3.25.13

What A Celebrity Wizard Of Spin Can Teach You About Shaping Your Own Story

BY CAMILLE SWEENEY AND JOSH GOSFIELD

Maintaining a positive public image is hard work for any person or company–but it’s easier if you understand how to get out in front of the media. L.A.’s foremost PR rep to the stars Mike Sitrick reveals a few gems from his bag of tricks.

Everyone understands the importance of shaping a story, but few are as shrewdly proficient at manipulating the media as L.A. crisis manager Mike Sitrick, who the Los Angeles Times has called “The Wizard of Spin.” A celebrity, arrested for soliciting a prostitute or going on a drunken rampage, confronted with a frenzied pack of reporters, is likely to call Sitrick, whose firm has defended and rebuilt the reputations of scores of entertainers, athletes, and other high-profile clients caught in the media glare. (His clients have included Paris Hilton, Rush Limbaugh, Michael Vick, and Chris Brown to name a few, as well as embattled companies and high-profile executives, many of whom Sitrick can only discuss off the record, if at all.)

Sitrick, whose uncanny ability to assess and understand the intricacies of how the media behaves and what makes an individual journalist tick, has a lot to teach anyone about how to deal with the media. His advice in a nutshell: “If you don’t tell your story, someone else will tell it for you.”

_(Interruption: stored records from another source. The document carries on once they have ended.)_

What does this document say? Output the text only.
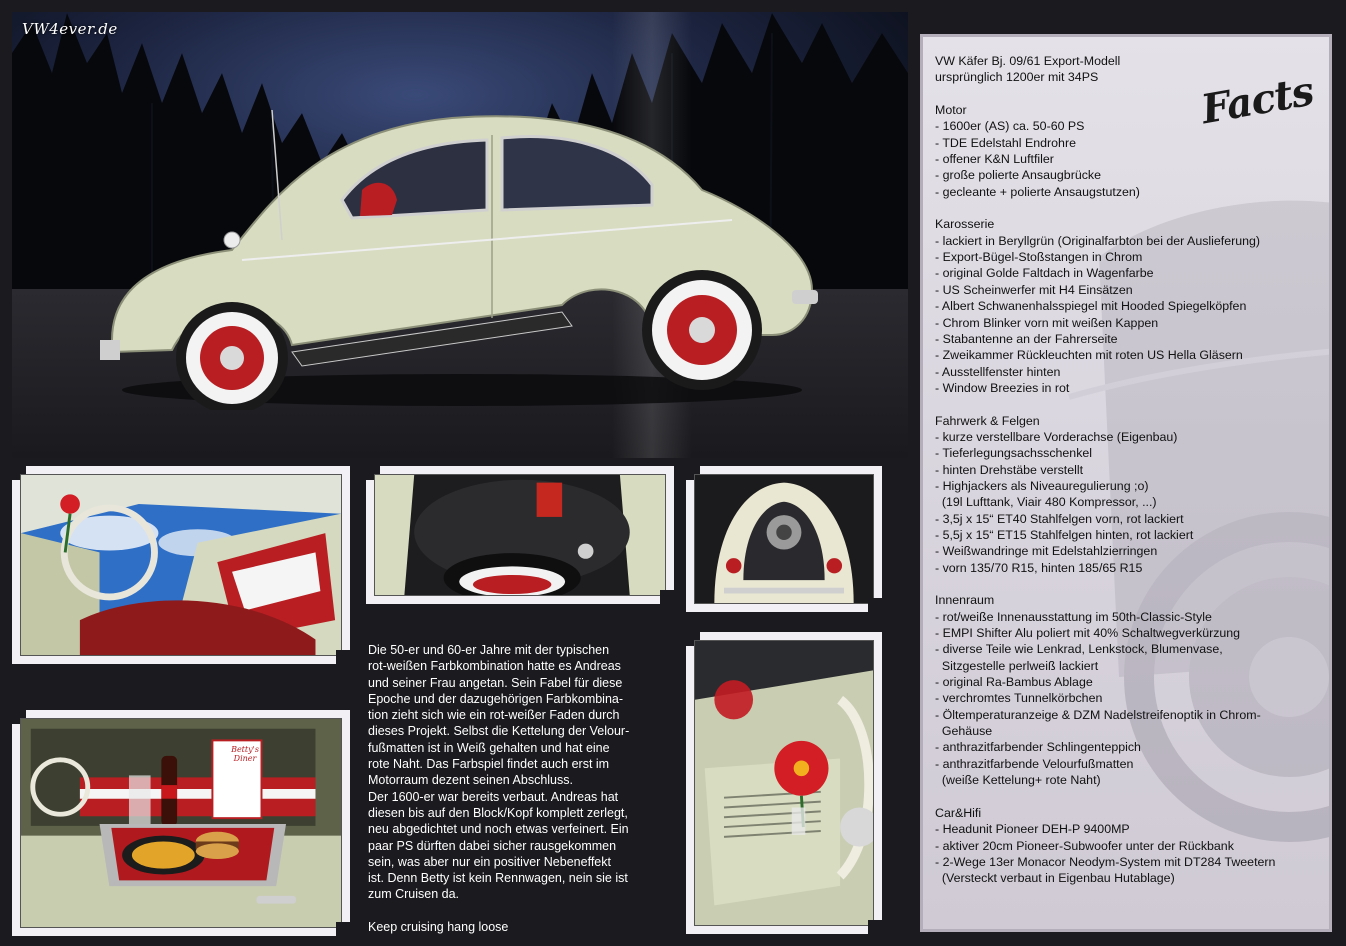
VW4ever.de
Betty's Diner

Die 50-er und 60-er Jahre mit der typischen
rot-weißen Farbkombination hatte es Andreas
und seiner Frau angetan. Sein Fabel für diese
Epoche und der dazugehörigen Farbkombina-
tion zieht sich wie ein rot-weißer Faden durch
dieses Projekt. Selbst die Kettelung der Velour-
fußmatten ist in Weiß gehalten und hat eine
rote Naht. Das Farbspiel findet auch erst im
Motorraum dezent seinen Abschluss.
Der 1600-er war bereits verbaut. Andreas hat
diesen bis auf den Block/Kopf komplett zerlegt,
neu abgedichtet und noch etwas verfeinert. Ein
paar PS dürften dabei sicher rausgekommen
sein, was aber nur ein positiver Nebeneffekt
ist. Denn Betty ist kein Rennwagen, nein sie ist
zum Cruisen da.

Keep cruising hang loose

VW Käfer Bj. 09/61 Export-Modell
ursprünglich 1200er mit 34PS
Motor
- 1600er (AS) ca. 50-60 PS
- TDE Edelstahl Endrohre
- offener K&N Luftfiler
- große polierte Ansaugbrücke
- gecleante + polierte Ansaugstutzen)
Karosserie
- lackiert in Beryllgrün (Originalfarbton bei der Auslieferung)
- Export-Bügel-Stoßstangen in Chrom
- original Golde Faltdach in Wagenfarbe
- US Scheinwerfer mit H4 Einsätzen
- Albert Schwanenhalsspiegel mit Hooded Spiegelköpfen
- Chrom Blinker vorn mit weißen Kappen
- Stabantenne an der Fahrerseite
- Zweikammer Rückleuchten mit roten US Hella Gläsern
- Ausstellfenster hinten
- Window Breezies in rot
Fahrwerk & Felgen
- kurze verstellbare Vorderachse (Eigenbau)
- Tieferlegungsachsschenkel
- hinten Drehstäbe verstellt
- Highjackers als Niveauregulierung ;o)
(19l Lufttank, Viair 480 Kompressor, ...)
- 3,5j x 15“ ET40 Stahlfelgen vorn, rot lackiert
- 5,5j x 15“ ET15 Stahlfelgen hinten, rot lackiert
- Weißwandringe mit Edelstahlzierringen
- vorn 135/70 R15, hinten 185/65 R15
Innenraum
- rot/weiße Innenausstattung im 50th-Classic-Style
- EMPI Shifter Alu poliert mit 40% Schaltwegverkürzung
- diverse Teile wie Lenkrad, Lenkstock, Blumenvase,
Sitzgestelle perlweiß lackiert
- original Ra-Bambus Ablage
- verchromtes Tunnelkörbchen
- Öltemperaturanzeige & DZM Nadelstreifenoptik in Chrom-
Gehäuse
- anthrazitfarbender Schlingenteppich
- anthrazitfarbende Velourfußmatten
(weiße Kettelung+ rote Naht)
Car&Hifi
- Headunit Pioneer DEH-P 9400MP
- aktiver 20cm Pioneer-Subwoofer unter der Rückbank
- 2-Wege 13er Monacor Neodym-System mit DT284 Tweetern
(Versteckt verbaut in Eigenbau Hutablage)
Facts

1. Strike fast. When a high-profile client calls and says, “CBS Evening News is outside my door. What should I do?” we have to get the facts, assess the situation, and establish a strategy in a matter of minutes. We have to know immediately who to contact and how. Some people worry about having the last word; my concern is getting the first and last word. Get your story out first so you can set the tone for the coverage that follows.

2. Prepare the client. Powerful people don’t like being challenged, but a crucial part of my job is telling the emperor or empress they have no clothes. CEOs wield incredible power, but I often have to explain to them that they can’t control the press. A celebrity might be able to act, but what if they don’t come across sympathetically in front of a camera after being been accused of shoplifting or trashing a hotel room? Before we put a client in front of reporters or cameras we rehearse them very carefully, the way a lawyer would. Tiger Woods isn’t a client of mine, but before his apologia press conference I would have rehearsed him, shot a video, and if it had come off the way it aired, I’d have done it differently.